With a similar amount of experience with both languages I found Go much easier to read. I've always been a bit miffed why Python is seen as easy to read for experienced developers. I get the syntax is good for short code or people with little experience but my experience is those readability benefits went away quickly with time or complexity.

lern_too_spel 27 days ago | |

For personal projects, yes. For code going into production, you still need human code review, and that has to happen in a language that the humans you've hired are comfortable with. One day, we'll all be YOLOing vibe code straight into production, but that day is not today.

JackSlateur 27 days ago | | |

But that day is not today .. unless you are working for microslop or clownflare ? Half-kidding, sorry :)

backwardation_b 27 days ago | |

nothing about the performance characteristics of python changed with AI so why would you use python over golang if performance is a requirement/bottleneck? Trying to understand the reasoning as to me golang and python are equally simple to write and understand.

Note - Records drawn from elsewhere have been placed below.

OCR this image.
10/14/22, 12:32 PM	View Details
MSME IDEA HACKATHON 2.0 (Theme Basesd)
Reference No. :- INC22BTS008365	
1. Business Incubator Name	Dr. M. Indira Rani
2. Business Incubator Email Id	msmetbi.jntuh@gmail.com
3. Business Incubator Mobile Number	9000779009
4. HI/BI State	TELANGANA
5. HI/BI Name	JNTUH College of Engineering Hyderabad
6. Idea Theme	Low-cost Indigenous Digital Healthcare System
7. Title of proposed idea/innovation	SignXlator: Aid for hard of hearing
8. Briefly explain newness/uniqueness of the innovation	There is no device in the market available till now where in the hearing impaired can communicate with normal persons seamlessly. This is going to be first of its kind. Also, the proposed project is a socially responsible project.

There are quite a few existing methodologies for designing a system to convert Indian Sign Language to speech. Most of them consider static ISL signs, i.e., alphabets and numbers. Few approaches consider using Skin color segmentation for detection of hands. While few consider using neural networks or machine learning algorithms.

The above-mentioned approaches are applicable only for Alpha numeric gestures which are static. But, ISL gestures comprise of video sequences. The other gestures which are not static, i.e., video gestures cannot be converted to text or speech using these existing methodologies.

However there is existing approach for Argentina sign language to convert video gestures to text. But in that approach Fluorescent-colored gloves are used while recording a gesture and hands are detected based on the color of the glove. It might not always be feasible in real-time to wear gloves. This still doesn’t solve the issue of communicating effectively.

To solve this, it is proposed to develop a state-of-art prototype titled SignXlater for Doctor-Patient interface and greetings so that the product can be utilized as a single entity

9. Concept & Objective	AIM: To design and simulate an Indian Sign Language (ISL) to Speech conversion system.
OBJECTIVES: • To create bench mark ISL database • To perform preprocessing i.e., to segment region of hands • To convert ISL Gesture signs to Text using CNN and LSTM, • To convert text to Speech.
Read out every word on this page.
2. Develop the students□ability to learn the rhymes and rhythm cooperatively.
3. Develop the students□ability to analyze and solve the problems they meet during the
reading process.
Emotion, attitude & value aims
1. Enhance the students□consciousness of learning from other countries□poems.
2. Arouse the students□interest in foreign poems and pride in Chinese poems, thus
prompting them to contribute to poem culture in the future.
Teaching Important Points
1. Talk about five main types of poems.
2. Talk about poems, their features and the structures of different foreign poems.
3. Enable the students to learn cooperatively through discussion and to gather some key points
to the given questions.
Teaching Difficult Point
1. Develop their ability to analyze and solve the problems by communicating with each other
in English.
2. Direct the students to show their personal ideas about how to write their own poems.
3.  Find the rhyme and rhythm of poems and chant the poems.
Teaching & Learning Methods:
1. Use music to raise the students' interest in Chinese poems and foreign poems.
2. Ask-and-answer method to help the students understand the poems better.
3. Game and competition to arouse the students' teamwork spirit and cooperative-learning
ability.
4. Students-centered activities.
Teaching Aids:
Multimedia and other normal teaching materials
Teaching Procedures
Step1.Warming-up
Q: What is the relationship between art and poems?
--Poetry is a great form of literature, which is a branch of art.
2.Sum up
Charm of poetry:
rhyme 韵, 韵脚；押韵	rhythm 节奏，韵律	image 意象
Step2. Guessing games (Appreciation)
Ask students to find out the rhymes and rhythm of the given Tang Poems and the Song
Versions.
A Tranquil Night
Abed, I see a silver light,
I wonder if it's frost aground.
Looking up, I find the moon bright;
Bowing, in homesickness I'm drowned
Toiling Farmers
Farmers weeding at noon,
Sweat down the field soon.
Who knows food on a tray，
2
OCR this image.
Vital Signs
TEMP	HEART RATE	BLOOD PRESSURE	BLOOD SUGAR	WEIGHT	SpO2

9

Yokohiii 27 days ago | | |

If language X is a persons comfort zone, that person will often default to it. Python is certainly more widespread then go.

Also, even if it looks like that to you, there are still people that write code with their own hands.

phainopepla2 27 days ago | | |

Regardless of whether golang and python are actually equally simple, python certainly has the reputation of being easier to write and read than almost any other language. That is a big part of its popularity.